The weekend's events just punctuated how important it is right now to shine a very bright light on Barr's corruption on behalf of Trump. In case you missed the bizarre episode over the weekend, Barr fired Berman in favor of his personal friend Jay Clayton, a corporate lawyer who's been Chairman of the Securities and Exchange Commission who has never once prosecuted a case, could get the job. The exchanges leading up to Berman's actual capitulation were bizarre, to say the least, with Barr initially stating on Friday evening that Berman was stepping down, which Berman emphatically denied. Then Barr said okay, he's not stepping down so Trump is firing him, to which Trump said nope, not him, this was all Barr's idea.
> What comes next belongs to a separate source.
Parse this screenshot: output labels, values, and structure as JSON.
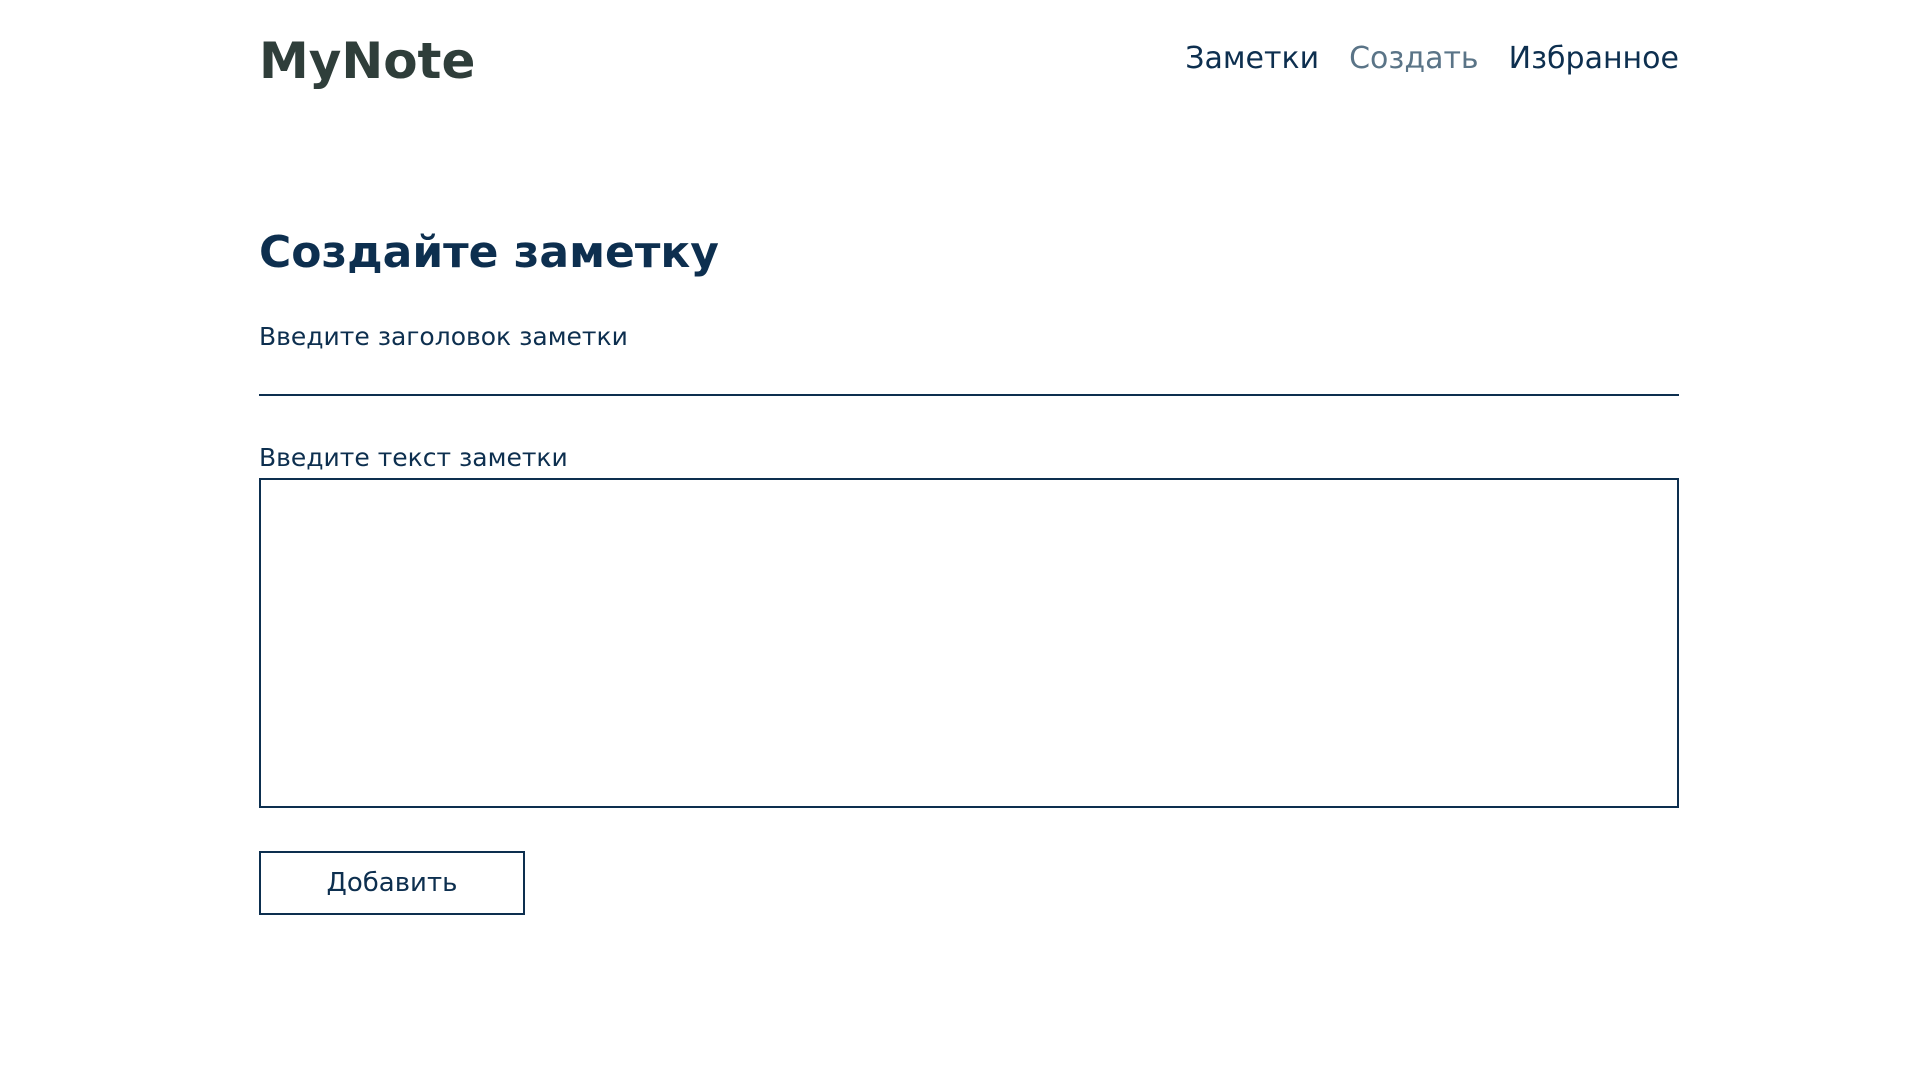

In the end, Berman, a loyal Republican who had even donated $5,400 to Trump's 2016 campaign, capitulated.

Barr has proven again and again that he considers his job to be Trump's personal lawyer and protector, with a big dollop of racism authoritarianism on top. Barr was even responsible for that horrific Trump Bible photo op, "essentially assuming battlefield control over a hodgepodge of security forces in Washington for days from a command center he set up" to violently clear protesters from Lafayette Square for the publicity stunt. The man is dangerous. He must be held accountable, and the Senate Republicans have to be forced to decide whether they'll do it.